Um elenco estelar. Uma trama sobre a indústria musical, com pegada de thriller erótico dos anos 90. Um estúdio cultuado (A24), notado pela ousadia de suas produções. Uma emissora (HBO) com um alto padrão de qualidade. O que poderia dar errado? Infelizmente, meus queridos, tudo. Nos venderam entretenimento e recebemos uma bomba de proporções nucleares.
Para os fofoqueiros de plantão, faço questão de uma volta no tempo. A série, focada na relação conturbada entre uma pop star e um líder de seita, tinha uma ótica feminina. Em se tratando de uma protagonista, nada mais interessante do que uma mulher nos papéis de roteirista e diretora, certo? Infelizmente, às vésperas da conclusão das filmagens, Abel (The Weeknd) e Sam Levinson (Euphoria) tomaram as rédeas do trabalho. Enquanto o cantor de indignava com o viés feminista da história e com seu personagem “ofuscado”, Sam tomou a direção para si. As gravações recomeçaram, para o desespero de toda a equipe.
O resultado não poderia ser pior: um prejuízo milionário para a emissora. Para se ter uma ideia, Abel acabou cedendo a própria casa como locação, num tentativa desesperada de corte de gastos. No entanto, as polêmicas só cresceram: o clima era caótico nos bastidores, com direito a roteiros alterados em cima da hora. Personagens outrora participantes, agora ofuscados. Estrelas como Rachel Sennott, Troye Sivan e Jennie (BLACKPINK) escaladas de última hora, sujeitando-as a meros coadjuvantes e figurantes de luxo.
Talvez, com um pouco mais de sorte, The Idol tivesse conquistado uma pequena parcela do público, mas trata-se de uma série que nasceu morta. Desde abril, quando uma reportagem da The Rolling Stones expôs as polêmicas da produção, o público torceu os olhos. Quando os dois primeiros episódios foram exibidos no Festival de Cannes e rechaçados pela crítica, via-se que o fracasso era evidente.
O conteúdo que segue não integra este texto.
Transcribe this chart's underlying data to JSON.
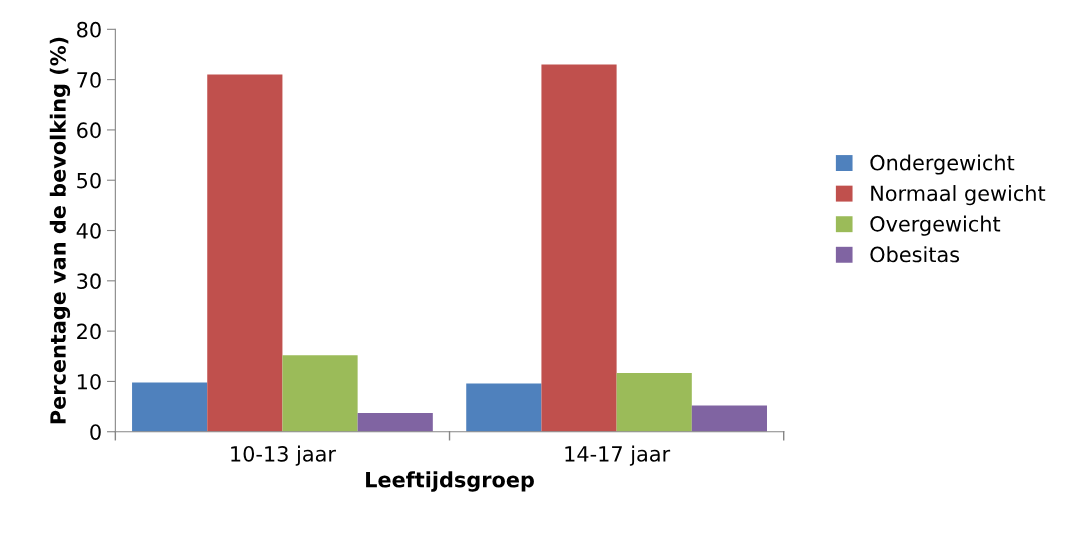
{
  "chart_data": {
    "type": "bar",
    "xlabel": "Leeftijdsgroep",
    "ylabel": "Percentage van de bevolking (%)",
    "categories": [
      "10-13 jaar",
      "14-17 jaar"
    ],
    "series": [
      {
        "name": "Ondergewicht",
        "color": "#4f81bd",
        "values": [
          9.8,
          9.6
        ]
      },
      {
        "name": "Normaal gewicht",
        "color": "#c0504d",
        "values": [
          71,
          73
        ]
      },
      {
        "name": "Overgewicht",
        "color": "#9bbb59",
        "values": [
          15.2,
          11.7
        ]
      },
      {
        "name": "Obesitas",
        "color": "#8064a2",
        "values": [
          3.7,
          5.2
        ]
      }
    ],
    "ylim": [
      0,
      80
    ],
    "yticks": [
      0,
      10,
      20,
      30,
      40,
      50,
      60,
      70,
      80
    ],
    "grid": false,
    "legend": "right"
  }
}
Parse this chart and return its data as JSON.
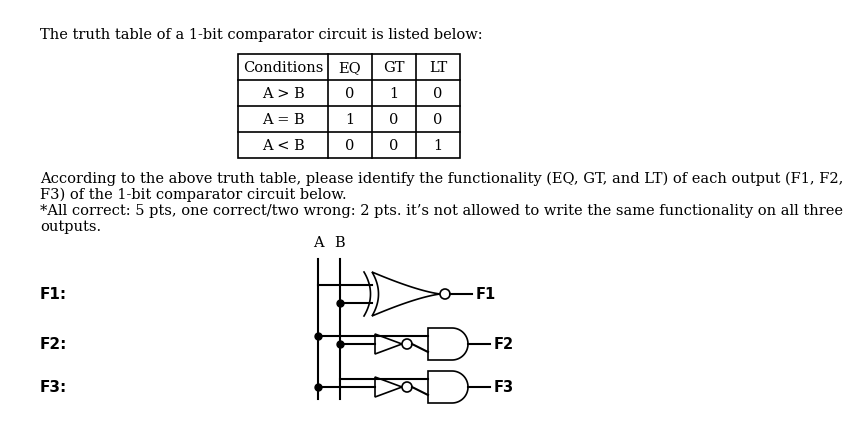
{
  "title_text": "The truth table of a 1-bit comparator circuit is listed below:",
  "table_conditions": [
    "A > B",
    "A = B",
    "A < B"
  ],
  "table_eq": [
    "0",
    "1",
    "0"
  ],
  "table_gt": [
    "1",
    "0",
    "0"
  ],
  "table_lt": [
    "0",
    "0",
    "1"
  ],
  "col_headers": [
    "Conditions",
    "EQ",
    "GT",
    "LT"
  ],
  "body_text1": "According to the above truth table, please identify the functionality (EQ, GT, and LT) of each output (F1, F2,",
  "body_text2": "F3) of the 1-bit comparator circuit below.",
  "body_text3": "*All correct: 5 pts, one correct/two wrong: 2 pts. it’s not allowed to write the same functionality on all three",
  "body_text4": "outputs.",
  "f1_label": "F1:",
  "f2_label": "F2:",
  "f3_label": "F3:",
  "f1_out": "F1",
  "f2_out": "F2",
  "f3_out": "F3",
  "input_a_label": "A",
  "input_b_label": "B",
  "bg_color": "#ffffff",
  "text_color": "#000000",
  "font_size": 10.5,
  "bold_font_size": 11
}
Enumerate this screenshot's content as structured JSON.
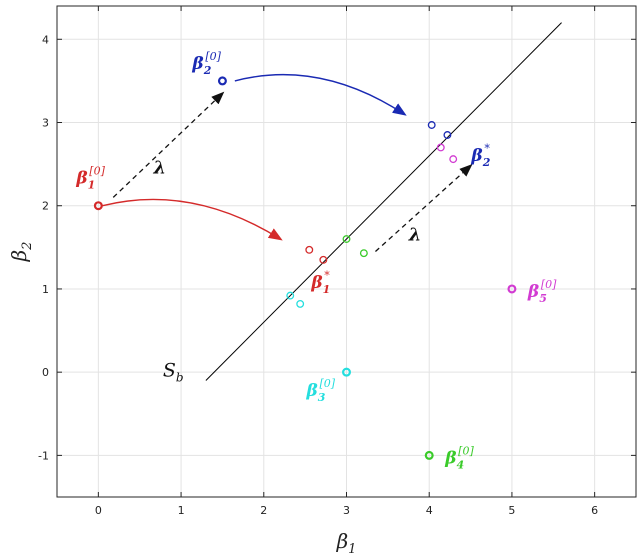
{
  "chart_data": {
    "type": "scatter",
    "title": "",
    "xlabel": "β",
    "xlabel_sub": "1",
    "ylabel": "β",
    "ylabel_sub": "2",
    "xlim": [
      -0.5,
      6.5
    ],
    "ylim": [
      -1.5,
      4.4
    ],
    "grid": true,
    "xticks": [
      0,
      1,
      2,
      3,
      4,
      5,
      6
    ],
    "yticks": [
      -1,
      0,
      1,
      2,
      3,
      4
    ],
    "xtick_labels": [
      "0",
      "1",
      "2",
      "3",
      "4",
      "5",
      "6"
    ],
    "ytick_labels": [
      "-1",
      "0",
      "1",
      "2",
      "3",
      "4"
    ],
    "line": {
      "label": "S",
      "label_sub": "b",
      "x1": 1.3,
      "y1": -0.1,
      "x2": 5.6,
      "y2": 4.2,
      "color": "#000000"
    },
    "series": [
      {
        "label": "β1",
        "color": "#d42a2a",
        "init": {
          "x": 0,
          "y": 2,
          "label": "β",
          "sub": "1",
          "sup": "[0]"
        },
        "trail": [
          {
            "x": 2.55,
            "y": 1.47
          },
          {
            "x": 2.72,
            "y": 1.35
          }
        ],
        "star_label": {
          "text": "β",
          "sub": "1",
          "sup": "*"
        }
      },
      {
        "label": "β2",
        "color": "#1a2ab3",
        "init": {
          "x": 1.5,
          "y": 3.5,
          "label": "β",
          "sub": "2",
          "sup": "[0]"
        },
        "trail": [
          {
            "x": 4.03,
            "y": 2.97
          },
          {
            "x": 4.22,
            "y": 2.85
          }
        ],
        "star_label": {
          "text": "β",
          "sub": "2",
          "sup": "*"
        }
      },
      {
        "label": "β3",
        "color": "#24dede",
        "init": {
          "x": 3,
          "y": 0,
          "label": "β",
          "sub": "3",
          "sup": "[0]"
        },
        "trail": [
          {
            "x": 2.32,
            "y": 0.92
          },
          {
            "x": 2.44,
            "y": 0.82
          }
        ]
      },
      {
        "label": "β4",
        "color": "#3acb2a",
        "init": {
          "x": 4,
          "y": -1,
          "label": "β",
          "sub": "4",
          "sup": "[0]"
        },
        "trail": [
          {
            "x": 3.0,
            "y": 1.6
          },
          {
            "x": 3.21,
            "y": 1.43
          }
        ]
      },
      {
        "label": "β5",
        "color": "#d23bd2",
        "init": {
          "x": 5,
          "y": 1,
          "label": "β",
          "sub": "5",
          "sup": "[0]"
        },
        "trail": [
          {
            "x": 4.14,
            "y": 2.7
          },
          {
            "x": 4.29,
            "y": 2.56
          }
        ]
      }
    ],
    "annotations": [
      {
        "text": "λ",
        "type": "dashed-arrow",
        "from": [
          0.18,
          2.1
        ],
        "to": [
          1.5,
          3.35
        ]
      },
      {
        "text": "λ",
        "type": "dashed-arrow",
        "from": [
          3.35,
          1.45
        ],
        "to": [
          4.5,
          2.48
        ]
      }
    ],
    "curved_arrows": [
      {
        "color": "#d42a2a",
        "from": [
          0.05,
          2.0
        ],
        "to": [
          2.2,
          1.6
        ]
      },
      {
        "color": "#1a2ab3",
        "from": [
          1.65,
          3.5
        ],
        "to": [
          3.7,
          3.1
        ]
      }
    ]
  }
}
A opinião pública já fora criada.
Mas trata-se de mera influência midiática? Não, The Idol é mesmo ruim. Às vezes instiga e seduz, mas apenas para te lembrar no minuto seguinte que tudo não passa de uma porcaria. O excesso de nudez feminina e BDSM é incômodo, dado o quão gratuito soa. É perceptível o prazer de Sam Levinson e Abel enquanto exploram o corpo feminino a todo instante. Devido a isso, o roteiro perde tanto de tela com sexo quando o ouro, na verdade, sempre foi a protagonista no núcleo da indústria musical. Afinal, o plot da seita nunca disse a que veio. Na melhor das hipóteses: de que adiantaria The Weeknd ter dotes de atuação, se o personagem é mais raso do que piscina infantil?
Lilly-Rose, por um lado, tirou ouro da personagem! A filha de Johnny Depp convence como a pop star quebrada e solitária, explorada até o último fio de cabelo pela gravadora sanguessuga. Destaque, ainda, para a INCRÍVEL sequência da gravação de clipe no 2º episódio. As camadas da personagem estão todas ali, contraditórias como deveriam ser. Os produtores e gerentes, desprovidos de caráter e apodrecidos, mas sempre interessantes em cena. No entanto, logo tudo é ofuscado. A narrativa é quebrada por buracos a todo instante, deixando lacunas para que o espectador preencha. Então, a grande questão da trama permanece: quem era Jocelyn, a protagonista? Após o último episódio, vejo que nunca saberemos, pois a personagem simplesmente não aconteceu.
O restante do elenco até tira leite de pedra, mas o texto não é inspirado. Os diálogos, por mais afiados que sejam, beiram o ridículo, com ares de conversa de bar entre dois machões de meia idade. A fotografia até aposta em ângulos interessantes e significativos, mas a direção peca ao prolongar cenas vazias e silenciosas sem necessidade. Quanto à trilha sonora, dou o braço a torcer: é chiclete, pegajosa e já compõe minha playlist no Spotify. A montagem alterna entre o aceitável e uma verdadeira bagunça, com trinta falas pipocando em cena ao mesmo tempo - algo que a falecida e eterna Succession fazia com primor.
Talvez se The Idol tivesse sido lançada nos anos 2000, tivesse sido mais abraçada pelo público. Nos dias de hoje, suspenses sobre homens violentos, sexo explícito e mulheres fatais que fingem histeria simplesmente não funcionam mais. Subestimar a inteligência do público é o pior erro que se pode cometer, e espero com todo meu coração que paguem caro por essa atrocidade. Que a HBO aposte em novos diretores, e que Abel nunca mais ponha as mãos num roteiro.